Depois do nosso artigo, Obama, Cameron, Hage e Sarkozy todos indicavam que estavam a trabalhar para o derrube de Khadaffi. Hage anunciou o envio de “assessores” britânicos – na realidade, o SAS – para o leste da Líbia. Esta foi a maneira que a intervenção dos EUA começou na guerra do Vietnanme. A Líbia não será uma repetição da guerra do Vietname, mas os ataques aéreos são apenas o começo da invasão imperialista, cujo objectivo é sabotar a revolução vinda de baixo, de uma forma semelhante aos que ocorreram no Médio Oriente e Norte de África.

É claro que o Chris e muitos outros que compartilham de seus pontos de vista não pretendem “apoiar a intervenção imperialista”. Mas de boas intenções está o inferno cheio! Ataques aéreos estrangeiros por potências imperialistas são intervenções militares. Os rebeldes são apenas umas pequenas mudanças nos cálculos do imperialismo. Eles estão muito mais interessados ​​em reservas de petróleo da Líbia e, mais importante, em suster e sabotar uma revolução mais ampla na região. É por esta razão que nos opomos à zona de exclusão aérea desde o início.

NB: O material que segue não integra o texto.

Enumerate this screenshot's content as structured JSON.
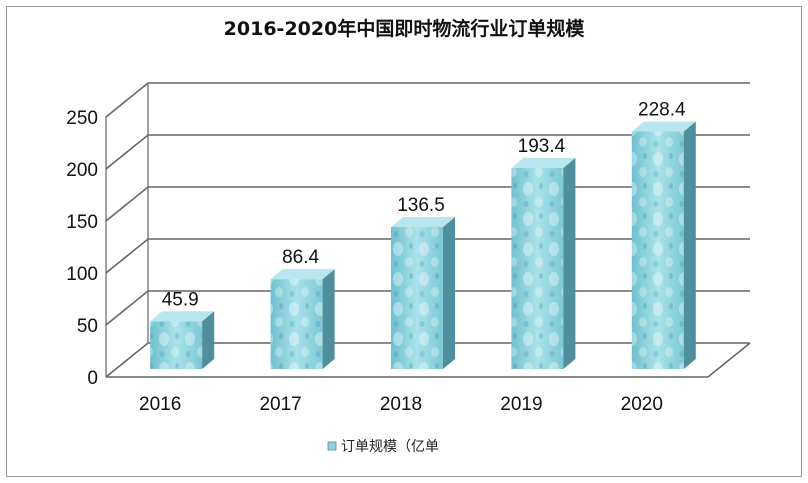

Mas há um problema vital adicional: a consciência das massas líbias. Apelar à “ajuda” externa – e além disso, o inimigo de classe – reforça os apelos de Khadaffi para defender o país do imperialismo. Tal apelo reduz a consciência da classe trabalhadora, enfraquecendo a sua capacidade de luta de forma independente. Na Palestina, nos territórios ocupados, pelo menos, as massas estavam maioritáriamente passivas, à espera de libertação através do “anjo vingador ” da Organização de Libertação da Palestina (OLP) e sua luta militar lançada de fora do país. Somente quando a OLP foi derrotada e expulsa do Líbano criaram-se as condições para as massas palestinianas agirem de forma independente nos territórios ocupados através das Intifadas.

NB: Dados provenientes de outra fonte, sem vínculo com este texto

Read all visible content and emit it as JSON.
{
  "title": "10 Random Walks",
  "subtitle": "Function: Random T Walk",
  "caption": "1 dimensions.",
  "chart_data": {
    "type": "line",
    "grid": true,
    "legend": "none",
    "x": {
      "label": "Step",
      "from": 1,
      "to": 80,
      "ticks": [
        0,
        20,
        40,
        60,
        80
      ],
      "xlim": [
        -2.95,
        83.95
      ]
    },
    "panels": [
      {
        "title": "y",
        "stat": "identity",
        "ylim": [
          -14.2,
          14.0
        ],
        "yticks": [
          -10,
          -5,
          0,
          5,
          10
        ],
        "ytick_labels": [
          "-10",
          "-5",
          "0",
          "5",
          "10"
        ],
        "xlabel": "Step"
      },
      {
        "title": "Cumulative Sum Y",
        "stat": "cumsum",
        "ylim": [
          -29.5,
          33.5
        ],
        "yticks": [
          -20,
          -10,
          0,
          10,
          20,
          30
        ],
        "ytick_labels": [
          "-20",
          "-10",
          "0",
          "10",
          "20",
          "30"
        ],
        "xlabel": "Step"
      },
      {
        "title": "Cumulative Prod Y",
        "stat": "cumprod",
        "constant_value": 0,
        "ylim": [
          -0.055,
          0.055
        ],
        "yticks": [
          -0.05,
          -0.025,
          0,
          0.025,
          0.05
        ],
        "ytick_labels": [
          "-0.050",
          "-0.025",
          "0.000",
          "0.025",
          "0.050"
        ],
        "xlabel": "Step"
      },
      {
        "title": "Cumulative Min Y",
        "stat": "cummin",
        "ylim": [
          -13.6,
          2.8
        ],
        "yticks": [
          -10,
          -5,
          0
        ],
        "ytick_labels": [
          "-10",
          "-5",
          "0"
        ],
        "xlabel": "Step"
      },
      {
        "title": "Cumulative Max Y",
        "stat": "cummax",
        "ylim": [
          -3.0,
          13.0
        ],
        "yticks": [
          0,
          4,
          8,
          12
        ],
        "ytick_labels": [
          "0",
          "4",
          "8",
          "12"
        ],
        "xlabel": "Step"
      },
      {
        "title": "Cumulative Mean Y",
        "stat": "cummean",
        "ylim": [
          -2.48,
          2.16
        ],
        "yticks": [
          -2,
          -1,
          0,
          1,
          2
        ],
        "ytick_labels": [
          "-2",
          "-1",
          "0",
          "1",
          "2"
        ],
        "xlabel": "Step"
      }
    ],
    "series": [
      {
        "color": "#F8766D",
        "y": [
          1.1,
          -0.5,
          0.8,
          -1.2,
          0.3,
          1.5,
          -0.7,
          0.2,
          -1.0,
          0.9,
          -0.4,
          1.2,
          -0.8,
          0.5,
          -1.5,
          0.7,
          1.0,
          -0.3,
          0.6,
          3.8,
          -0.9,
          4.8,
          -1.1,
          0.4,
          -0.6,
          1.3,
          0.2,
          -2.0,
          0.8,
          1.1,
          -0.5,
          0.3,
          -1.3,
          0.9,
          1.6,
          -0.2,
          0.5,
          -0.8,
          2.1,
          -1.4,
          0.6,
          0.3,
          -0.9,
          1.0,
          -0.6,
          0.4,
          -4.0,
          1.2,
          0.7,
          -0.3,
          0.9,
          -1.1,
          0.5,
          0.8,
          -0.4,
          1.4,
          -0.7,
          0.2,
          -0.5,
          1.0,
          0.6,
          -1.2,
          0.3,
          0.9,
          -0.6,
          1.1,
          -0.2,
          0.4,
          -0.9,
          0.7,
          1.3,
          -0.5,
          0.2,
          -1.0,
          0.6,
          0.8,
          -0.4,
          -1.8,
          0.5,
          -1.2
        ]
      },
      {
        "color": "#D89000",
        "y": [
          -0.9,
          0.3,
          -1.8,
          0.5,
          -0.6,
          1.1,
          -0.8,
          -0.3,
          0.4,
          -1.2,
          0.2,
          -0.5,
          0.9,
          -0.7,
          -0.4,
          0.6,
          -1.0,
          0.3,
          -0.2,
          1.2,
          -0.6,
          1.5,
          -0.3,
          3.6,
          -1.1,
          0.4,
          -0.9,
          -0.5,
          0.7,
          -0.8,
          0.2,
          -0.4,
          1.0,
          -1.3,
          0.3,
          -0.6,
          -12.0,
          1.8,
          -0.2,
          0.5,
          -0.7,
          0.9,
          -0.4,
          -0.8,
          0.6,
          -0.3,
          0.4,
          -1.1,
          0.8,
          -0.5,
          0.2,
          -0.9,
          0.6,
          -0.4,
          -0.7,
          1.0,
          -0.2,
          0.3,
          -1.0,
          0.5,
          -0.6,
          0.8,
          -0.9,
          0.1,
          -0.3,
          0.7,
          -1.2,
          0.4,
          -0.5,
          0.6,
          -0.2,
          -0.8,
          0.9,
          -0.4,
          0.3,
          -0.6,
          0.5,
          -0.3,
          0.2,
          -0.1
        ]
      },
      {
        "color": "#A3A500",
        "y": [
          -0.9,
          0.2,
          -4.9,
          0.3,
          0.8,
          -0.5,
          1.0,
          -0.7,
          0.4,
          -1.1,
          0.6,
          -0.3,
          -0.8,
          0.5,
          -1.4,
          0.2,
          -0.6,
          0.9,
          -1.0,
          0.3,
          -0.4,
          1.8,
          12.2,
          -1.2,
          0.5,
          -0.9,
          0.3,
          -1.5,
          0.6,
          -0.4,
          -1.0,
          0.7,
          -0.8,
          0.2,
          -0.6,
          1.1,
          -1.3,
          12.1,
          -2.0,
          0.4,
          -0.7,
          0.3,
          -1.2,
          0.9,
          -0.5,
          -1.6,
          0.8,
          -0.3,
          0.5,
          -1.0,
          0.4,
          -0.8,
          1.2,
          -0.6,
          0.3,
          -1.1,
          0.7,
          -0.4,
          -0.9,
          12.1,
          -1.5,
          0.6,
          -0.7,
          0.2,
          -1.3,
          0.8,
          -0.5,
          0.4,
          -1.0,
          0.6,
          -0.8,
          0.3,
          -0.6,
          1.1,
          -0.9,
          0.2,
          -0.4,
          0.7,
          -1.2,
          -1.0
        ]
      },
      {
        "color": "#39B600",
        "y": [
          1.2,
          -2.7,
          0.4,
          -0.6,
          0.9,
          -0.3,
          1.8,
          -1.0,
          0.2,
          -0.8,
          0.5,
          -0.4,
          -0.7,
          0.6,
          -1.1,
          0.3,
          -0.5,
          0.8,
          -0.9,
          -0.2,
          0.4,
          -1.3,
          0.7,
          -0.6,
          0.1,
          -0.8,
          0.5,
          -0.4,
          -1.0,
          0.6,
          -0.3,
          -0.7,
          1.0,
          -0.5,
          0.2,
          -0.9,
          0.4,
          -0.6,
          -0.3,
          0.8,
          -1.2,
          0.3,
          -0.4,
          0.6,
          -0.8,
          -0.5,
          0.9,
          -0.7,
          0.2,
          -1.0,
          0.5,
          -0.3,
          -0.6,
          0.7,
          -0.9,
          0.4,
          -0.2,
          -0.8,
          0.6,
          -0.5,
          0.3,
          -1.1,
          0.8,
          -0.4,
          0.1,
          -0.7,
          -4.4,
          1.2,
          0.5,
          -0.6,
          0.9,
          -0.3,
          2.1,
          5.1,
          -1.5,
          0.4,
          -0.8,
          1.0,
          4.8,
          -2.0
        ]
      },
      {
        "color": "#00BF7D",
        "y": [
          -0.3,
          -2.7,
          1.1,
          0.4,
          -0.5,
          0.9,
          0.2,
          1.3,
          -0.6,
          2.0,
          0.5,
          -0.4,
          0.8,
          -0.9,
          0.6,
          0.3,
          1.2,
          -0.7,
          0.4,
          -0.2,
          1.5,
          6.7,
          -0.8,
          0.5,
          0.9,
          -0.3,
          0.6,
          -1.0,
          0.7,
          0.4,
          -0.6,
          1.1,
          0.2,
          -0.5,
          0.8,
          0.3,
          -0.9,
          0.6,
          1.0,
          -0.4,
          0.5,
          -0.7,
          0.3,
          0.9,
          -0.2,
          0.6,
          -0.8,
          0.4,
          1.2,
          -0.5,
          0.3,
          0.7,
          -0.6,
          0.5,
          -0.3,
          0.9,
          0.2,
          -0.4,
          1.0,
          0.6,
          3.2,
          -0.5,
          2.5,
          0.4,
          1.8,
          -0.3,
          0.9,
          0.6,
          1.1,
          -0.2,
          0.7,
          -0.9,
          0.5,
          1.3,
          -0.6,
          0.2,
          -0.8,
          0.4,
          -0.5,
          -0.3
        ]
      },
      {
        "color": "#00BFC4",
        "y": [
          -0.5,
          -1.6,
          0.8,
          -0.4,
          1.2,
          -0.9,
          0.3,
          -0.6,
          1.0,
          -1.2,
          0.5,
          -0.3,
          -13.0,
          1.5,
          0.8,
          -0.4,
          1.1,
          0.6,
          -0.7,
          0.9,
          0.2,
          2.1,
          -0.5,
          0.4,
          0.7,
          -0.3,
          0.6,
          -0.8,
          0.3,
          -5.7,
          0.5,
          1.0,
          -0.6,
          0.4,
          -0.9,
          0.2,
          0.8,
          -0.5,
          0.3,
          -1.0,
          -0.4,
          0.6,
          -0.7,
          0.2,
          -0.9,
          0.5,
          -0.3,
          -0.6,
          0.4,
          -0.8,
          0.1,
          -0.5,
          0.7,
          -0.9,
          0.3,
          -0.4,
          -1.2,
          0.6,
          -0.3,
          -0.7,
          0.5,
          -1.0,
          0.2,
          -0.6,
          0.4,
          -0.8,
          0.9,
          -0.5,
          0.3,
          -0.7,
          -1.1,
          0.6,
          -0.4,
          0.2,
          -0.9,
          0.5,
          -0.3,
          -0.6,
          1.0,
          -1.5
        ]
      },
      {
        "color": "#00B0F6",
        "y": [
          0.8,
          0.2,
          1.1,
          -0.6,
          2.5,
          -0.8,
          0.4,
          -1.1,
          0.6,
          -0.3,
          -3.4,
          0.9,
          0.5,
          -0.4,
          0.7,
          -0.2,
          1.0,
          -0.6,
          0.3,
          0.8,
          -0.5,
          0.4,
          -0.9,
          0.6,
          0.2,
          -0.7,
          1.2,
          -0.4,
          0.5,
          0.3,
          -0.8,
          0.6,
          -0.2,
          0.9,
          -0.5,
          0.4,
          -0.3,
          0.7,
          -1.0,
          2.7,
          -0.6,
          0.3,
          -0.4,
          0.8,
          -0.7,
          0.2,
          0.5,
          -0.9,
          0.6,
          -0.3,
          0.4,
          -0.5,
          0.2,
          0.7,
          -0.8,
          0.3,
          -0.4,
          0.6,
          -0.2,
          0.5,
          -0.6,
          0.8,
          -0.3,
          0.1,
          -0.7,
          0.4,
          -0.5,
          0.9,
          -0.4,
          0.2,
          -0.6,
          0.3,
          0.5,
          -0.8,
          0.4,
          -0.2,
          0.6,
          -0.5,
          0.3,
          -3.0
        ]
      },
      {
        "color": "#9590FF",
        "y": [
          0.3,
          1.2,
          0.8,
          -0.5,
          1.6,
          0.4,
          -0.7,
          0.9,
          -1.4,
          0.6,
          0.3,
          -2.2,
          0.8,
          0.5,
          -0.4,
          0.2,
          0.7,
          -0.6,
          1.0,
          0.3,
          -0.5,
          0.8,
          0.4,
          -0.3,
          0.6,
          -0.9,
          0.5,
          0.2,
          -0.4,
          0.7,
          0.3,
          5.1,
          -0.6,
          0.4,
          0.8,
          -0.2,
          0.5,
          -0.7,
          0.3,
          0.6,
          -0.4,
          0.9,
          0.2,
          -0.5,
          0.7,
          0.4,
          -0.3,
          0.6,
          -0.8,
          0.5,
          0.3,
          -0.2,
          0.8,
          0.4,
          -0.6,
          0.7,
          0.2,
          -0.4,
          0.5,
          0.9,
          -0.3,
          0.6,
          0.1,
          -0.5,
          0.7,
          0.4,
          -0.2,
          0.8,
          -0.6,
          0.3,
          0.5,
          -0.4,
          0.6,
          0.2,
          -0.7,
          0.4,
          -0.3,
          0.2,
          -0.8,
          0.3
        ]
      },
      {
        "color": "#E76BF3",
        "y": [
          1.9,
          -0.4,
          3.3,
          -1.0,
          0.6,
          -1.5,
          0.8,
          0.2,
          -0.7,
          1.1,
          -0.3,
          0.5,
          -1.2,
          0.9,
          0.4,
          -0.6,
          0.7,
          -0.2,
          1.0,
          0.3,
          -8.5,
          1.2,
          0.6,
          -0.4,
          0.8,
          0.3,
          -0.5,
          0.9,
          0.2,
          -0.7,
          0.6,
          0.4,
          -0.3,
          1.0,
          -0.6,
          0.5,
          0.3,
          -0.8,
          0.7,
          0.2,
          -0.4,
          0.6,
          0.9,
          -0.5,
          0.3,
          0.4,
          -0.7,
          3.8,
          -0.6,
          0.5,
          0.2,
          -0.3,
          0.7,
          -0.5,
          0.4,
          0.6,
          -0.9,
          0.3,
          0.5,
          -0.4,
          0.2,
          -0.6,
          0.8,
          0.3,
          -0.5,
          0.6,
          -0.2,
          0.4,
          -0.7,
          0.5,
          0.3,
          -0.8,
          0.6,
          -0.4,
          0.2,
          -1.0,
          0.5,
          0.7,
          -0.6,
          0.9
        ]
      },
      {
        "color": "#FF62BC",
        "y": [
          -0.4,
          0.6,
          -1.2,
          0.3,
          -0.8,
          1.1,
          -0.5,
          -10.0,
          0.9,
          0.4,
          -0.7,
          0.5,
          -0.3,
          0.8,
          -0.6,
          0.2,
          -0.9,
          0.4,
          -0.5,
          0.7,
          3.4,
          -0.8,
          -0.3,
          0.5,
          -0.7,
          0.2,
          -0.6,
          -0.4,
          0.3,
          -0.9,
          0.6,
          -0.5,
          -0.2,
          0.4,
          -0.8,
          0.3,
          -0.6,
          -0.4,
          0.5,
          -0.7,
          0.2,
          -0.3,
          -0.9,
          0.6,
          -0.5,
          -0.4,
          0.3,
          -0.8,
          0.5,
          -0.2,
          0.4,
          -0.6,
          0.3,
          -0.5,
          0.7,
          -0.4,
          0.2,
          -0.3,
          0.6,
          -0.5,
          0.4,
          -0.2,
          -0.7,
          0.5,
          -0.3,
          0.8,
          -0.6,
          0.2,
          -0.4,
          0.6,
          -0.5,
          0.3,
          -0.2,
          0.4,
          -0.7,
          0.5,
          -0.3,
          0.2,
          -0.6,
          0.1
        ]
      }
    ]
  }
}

As maravilhosas revoluções no Egipto e na Tunísia esmagaram a ideia de que as massas do Médio Oriente e do Norte de África poderiam ser libertadas somente através de uma intervenção externa – o argumento do imperialismo usado em relação ao Iraque. Subrepticiamente, o imperialismo está a tentar ressuscitar essa doutrina em relação à Líbia, infelizmente com a ajuda das organizações ultra-esquerdistas que, invariavelmente, adoptam uma posição oportunista, particularmente em questões cruciais, como a guerra.

Seria errado, portanto, para nós dar qualquer tipo de suporte à intervenção imperialista na forma de zonas de exclusão aérea – pelas razões expostas acima e no artigo original.